El monte Sinaí y los volcanes
Hay investigadores que, precisamente por esa descripción, han tratado de localizar el monte Sinaí en zonas volcánicas. Pero, a día de hoy, no hay un lugar que indiscutiblemente se identifique con el Sinaí. El más tradicional probablemente sea el que actualmente se denomina Jebel Musa –el monte de Moisés–, al sur de la península del Sinaí, a cuyos pies se levanta el monasterio de Santa Catalina.
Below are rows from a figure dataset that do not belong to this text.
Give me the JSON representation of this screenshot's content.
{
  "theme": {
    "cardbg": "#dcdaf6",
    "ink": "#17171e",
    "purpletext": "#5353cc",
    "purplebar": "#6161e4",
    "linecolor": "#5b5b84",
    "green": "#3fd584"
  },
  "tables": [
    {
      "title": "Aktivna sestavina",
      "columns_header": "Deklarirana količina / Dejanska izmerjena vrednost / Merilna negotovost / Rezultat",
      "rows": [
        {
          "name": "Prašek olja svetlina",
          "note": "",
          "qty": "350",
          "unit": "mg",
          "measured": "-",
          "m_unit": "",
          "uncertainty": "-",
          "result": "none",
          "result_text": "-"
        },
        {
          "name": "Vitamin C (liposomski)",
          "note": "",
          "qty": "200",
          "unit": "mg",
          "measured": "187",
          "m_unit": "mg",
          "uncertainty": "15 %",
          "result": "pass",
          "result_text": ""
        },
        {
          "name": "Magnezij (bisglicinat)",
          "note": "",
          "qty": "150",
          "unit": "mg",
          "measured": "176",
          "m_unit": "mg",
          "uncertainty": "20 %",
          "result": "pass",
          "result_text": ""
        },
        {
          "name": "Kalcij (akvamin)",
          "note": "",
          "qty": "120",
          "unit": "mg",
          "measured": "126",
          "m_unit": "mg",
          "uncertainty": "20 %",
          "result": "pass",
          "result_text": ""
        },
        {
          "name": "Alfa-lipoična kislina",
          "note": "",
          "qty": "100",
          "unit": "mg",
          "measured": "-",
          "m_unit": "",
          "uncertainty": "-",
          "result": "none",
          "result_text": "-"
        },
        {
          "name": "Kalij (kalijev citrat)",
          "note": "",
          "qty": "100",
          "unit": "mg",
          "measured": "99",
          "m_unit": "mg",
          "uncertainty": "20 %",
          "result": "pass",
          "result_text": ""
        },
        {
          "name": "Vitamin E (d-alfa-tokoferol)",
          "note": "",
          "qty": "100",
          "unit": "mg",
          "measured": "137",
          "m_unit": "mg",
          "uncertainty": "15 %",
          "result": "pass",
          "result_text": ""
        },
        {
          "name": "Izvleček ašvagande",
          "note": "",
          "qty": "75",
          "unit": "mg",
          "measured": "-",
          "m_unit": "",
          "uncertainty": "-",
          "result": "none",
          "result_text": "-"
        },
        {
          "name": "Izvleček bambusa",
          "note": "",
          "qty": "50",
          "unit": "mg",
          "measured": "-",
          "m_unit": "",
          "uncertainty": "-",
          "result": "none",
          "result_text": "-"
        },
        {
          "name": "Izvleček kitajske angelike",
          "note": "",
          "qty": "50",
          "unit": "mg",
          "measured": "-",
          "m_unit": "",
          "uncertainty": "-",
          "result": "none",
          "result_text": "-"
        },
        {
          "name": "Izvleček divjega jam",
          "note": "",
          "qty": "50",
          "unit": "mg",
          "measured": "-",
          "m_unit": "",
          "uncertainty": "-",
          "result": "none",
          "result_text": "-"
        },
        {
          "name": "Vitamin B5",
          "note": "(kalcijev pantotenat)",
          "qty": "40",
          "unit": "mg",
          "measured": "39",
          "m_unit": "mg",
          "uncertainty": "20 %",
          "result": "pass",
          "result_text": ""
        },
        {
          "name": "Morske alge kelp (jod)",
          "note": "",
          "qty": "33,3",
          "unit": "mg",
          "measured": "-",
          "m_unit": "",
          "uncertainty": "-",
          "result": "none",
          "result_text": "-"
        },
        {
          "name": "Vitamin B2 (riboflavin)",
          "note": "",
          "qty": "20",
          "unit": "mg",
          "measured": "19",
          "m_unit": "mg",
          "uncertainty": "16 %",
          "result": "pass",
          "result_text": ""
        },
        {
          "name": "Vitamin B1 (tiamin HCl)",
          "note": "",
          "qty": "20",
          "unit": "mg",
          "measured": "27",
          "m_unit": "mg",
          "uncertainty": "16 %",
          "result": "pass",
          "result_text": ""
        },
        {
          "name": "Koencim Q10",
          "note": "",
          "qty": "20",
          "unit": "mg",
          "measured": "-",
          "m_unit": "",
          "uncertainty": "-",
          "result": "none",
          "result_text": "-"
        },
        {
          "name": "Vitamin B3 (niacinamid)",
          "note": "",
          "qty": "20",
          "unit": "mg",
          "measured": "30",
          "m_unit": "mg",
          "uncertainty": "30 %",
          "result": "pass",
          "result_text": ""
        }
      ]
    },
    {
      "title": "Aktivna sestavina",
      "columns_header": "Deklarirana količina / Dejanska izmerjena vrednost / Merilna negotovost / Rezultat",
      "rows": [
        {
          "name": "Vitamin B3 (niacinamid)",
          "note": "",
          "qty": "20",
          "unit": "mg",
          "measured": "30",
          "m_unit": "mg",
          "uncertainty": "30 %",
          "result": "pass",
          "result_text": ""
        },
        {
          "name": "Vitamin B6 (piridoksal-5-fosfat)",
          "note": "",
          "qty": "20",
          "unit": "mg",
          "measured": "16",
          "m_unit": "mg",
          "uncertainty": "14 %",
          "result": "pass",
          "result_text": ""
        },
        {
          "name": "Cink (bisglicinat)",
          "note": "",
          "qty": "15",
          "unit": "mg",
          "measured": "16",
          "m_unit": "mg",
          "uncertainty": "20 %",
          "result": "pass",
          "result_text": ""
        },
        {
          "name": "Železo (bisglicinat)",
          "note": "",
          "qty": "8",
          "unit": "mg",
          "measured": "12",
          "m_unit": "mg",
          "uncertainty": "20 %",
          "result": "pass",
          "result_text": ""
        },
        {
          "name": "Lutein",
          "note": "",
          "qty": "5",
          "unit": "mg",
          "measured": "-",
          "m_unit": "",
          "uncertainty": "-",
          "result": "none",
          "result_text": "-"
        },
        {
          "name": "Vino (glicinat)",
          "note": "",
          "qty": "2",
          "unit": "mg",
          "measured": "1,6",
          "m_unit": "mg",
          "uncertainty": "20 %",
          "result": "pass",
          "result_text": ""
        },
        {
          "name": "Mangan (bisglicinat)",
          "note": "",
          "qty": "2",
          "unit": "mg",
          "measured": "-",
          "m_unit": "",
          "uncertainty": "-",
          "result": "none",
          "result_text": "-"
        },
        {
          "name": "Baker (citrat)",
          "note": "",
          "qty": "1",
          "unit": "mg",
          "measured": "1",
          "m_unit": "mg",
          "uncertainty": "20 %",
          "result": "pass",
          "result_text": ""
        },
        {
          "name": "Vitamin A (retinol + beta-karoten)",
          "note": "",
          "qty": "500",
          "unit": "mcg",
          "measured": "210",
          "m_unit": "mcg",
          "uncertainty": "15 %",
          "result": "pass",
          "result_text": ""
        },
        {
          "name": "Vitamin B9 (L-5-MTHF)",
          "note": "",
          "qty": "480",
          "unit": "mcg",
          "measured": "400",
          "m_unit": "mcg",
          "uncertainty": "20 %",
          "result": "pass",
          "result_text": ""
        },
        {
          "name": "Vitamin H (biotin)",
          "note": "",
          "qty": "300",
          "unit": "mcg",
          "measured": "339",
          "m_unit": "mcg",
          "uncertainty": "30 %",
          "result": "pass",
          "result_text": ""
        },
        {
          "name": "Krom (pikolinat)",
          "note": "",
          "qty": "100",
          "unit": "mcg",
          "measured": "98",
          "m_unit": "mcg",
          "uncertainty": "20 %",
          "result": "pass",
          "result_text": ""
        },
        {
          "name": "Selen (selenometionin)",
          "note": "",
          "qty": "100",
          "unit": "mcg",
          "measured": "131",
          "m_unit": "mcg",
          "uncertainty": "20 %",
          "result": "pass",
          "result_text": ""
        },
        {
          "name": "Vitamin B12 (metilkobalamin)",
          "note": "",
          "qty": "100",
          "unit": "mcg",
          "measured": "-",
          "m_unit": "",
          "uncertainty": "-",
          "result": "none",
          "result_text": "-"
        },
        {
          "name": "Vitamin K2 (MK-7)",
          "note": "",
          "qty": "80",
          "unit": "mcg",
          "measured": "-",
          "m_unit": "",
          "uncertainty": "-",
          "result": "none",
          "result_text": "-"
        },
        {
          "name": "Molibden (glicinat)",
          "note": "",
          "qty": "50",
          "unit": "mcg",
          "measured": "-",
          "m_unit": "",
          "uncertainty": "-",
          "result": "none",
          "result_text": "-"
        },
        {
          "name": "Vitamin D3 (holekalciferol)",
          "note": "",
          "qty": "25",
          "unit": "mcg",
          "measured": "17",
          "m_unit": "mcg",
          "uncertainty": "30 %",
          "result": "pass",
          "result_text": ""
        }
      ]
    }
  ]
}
En la carta a los Gálatas, san Pablo dice que “en efecto, Agar significa la montaña del Sinaí, que está en Arabia, pero corresponde a la Jerusalén actual, pues está sometida a esclavitud junto con sus hijos” (Gál 4,25). En tiempos de Pablo, Arabia indicaba no solo la Península arábiga, sino también lo que sería la actual Jordania, especialmente la región de los nabateos, cuya capital era la turística Petra. Puede que el Apóstol pensara en alguna localización tradicional en esa zona.
En época moderna, la candidatura arábiga ha cobrado interés, pensando sobre todo en la zona noroccidental de Arabia Saudí, una región cuyo volcán más significativo se llama Hala-‘l Badr.
En todo caso, las manifestaciones “volcánicas” del Dios del Sinaí pretenden transmitir la idea de que el ser divino es, en último término, inaccesible para el ser humano, porque nadie puede ver a Dios y seguir vivo (cf. Ex 33,20).